In London, I had a cleaner. Here in France, I've yet to a) find someone who's willing to mop floors on my behalf; b) figure out the system that makes it legal for them to do so (apparently you can buy vouchers at the mairie that include taxes and social charges, thereby avoiding a possible hefty fine for employing someone 'on the black.')
In the meantime, I've been wielding the mop and the feather duster myself, telling myself it's an upper arm workout and totally in tune with these credit-crunched times. Usually, - or rather unusually as I don't do it very often - I crank the Rolling Stones or the soundtrack to Slumdog Millionaire up high and see how much I can get done to a two-hour deadline.
Yesterday, it being a gloomy, rainy Saturday seemed like a good moment to indulge in a little nettoyage, especially since everyone around me seemed to be doing the same. Encouraged by the sound of the vacuum cleaner in the Portuguese house next door and the news that Travis, who is at his French house for the weekend, was likewise engaged, I set about the task with enthusiasm. A little too much enthusiasm as it happens, as I broke one of my Baccarat crystal champagne flutes and somehow managed to dislodge the satellite connection.

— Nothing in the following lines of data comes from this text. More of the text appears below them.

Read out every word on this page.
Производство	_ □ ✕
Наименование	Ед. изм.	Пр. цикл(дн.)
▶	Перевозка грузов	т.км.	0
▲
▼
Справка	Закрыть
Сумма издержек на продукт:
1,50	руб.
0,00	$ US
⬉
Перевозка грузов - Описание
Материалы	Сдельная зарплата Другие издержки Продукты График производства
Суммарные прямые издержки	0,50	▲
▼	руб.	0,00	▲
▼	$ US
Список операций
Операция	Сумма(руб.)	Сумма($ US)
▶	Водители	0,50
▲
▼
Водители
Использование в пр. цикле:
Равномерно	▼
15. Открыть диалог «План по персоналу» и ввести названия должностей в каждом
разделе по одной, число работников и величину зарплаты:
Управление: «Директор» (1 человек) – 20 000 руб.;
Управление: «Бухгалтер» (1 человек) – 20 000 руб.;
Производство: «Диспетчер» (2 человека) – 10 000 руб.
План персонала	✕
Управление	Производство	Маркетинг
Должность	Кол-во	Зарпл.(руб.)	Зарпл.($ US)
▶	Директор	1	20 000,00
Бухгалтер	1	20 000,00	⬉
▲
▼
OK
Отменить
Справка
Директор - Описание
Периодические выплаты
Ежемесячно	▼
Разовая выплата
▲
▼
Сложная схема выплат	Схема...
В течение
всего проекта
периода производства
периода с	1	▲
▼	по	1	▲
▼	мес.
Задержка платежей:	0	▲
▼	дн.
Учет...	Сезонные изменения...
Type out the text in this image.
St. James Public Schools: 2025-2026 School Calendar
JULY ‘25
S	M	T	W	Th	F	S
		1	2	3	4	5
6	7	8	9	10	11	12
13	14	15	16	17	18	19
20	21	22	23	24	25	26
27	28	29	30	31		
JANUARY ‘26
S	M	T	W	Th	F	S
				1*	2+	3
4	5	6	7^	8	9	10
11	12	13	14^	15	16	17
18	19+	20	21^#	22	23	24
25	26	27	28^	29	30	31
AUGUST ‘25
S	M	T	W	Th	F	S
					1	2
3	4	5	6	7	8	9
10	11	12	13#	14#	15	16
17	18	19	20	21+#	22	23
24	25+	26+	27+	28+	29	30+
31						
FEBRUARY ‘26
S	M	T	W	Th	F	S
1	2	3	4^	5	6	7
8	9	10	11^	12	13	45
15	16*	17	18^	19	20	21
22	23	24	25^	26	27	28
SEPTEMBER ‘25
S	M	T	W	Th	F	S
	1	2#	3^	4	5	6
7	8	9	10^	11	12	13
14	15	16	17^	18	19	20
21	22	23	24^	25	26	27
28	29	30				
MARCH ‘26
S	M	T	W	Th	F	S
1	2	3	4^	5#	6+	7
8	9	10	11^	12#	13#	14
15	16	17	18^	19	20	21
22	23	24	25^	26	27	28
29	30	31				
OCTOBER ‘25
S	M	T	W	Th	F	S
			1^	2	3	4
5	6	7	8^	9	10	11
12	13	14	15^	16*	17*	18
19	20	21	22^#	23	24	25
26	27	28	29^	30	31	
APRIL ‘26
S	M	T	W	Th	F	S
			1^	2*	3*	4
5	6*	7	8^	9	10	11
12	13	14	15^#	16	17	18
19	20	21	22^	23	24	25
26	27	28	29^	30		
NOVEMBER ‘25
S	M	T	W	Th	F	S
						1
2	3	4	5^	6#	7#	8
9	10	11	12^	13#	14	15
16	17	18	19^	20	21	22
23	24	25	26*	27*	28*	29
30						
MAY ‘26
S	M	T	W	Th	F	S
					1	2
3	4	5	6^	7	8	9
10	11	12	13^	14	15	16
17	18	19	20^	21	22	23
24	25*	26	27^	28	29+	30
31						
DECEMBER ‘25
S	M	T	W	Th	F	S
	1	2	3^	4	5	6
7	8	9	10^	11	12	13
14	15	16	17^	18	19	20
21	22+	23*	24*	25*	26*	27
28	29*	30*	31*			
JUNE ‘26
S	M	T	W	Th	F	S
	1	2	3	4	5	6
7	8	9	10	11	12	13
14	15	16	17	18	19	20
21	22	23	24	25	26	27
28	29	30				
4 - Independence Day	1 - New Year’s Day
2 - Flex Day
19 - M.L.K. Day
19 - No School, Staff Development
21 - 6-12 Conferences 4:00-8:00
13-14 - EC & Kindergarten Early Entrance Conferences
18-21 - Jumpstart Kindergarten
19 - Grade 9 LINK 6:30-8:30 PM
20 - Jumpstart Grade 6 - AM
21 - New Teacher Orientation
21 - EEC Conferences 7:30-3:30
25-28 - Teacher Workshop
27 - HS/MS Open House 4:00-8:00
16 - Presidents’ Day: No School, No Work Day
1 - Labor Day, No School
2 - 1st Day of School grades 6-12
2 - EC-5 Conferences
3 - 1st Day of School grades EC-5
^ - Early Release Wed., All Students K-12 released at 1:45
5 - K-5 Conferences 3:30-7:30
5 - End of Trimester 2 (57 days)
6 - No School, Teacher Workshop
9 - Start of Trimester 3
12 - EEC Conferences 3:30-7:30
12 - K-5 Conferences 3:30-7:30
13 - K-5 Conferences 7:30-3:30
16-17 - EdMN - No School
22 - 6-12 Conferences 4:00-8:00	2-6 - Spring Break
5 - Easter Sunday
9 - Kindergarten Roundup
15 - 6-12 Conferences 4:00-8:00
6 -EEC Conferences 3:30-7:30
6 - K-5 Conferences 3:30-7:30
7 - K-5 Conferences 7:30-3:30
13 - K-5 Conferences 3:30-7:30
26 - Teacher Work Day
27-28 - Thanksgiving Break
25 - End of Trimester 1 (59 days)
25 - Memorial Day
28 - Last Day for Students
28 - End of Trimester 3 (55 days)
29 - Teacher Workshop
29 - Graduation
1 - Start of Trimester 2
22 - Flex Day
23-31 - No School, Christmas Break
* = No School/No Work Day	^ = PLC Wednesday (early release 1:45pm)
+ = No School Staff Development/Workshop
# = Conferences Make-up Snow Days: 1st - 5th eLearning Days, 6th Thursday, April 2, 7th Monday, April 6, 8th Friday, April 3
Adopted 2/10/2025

I went to bed with gleaming floors, only to be woken up shortly before 6.00am this morning by the sound of Biff crying and in obvious distress. I went downstairs and discovered that the poor little mite had puked up his fish and basmati rice dinner. Very considerately, he had done so mostly on my Laura Ashley floral doormat but as I walked him round the square in the early morning half light, knowing that I'd have to get out the mop again - and that with no satellite connection I'd miss the Andrew Marr show - I figured I might leave it several months before cleaning again.
Clearly, nothing good ever comes from cleaning!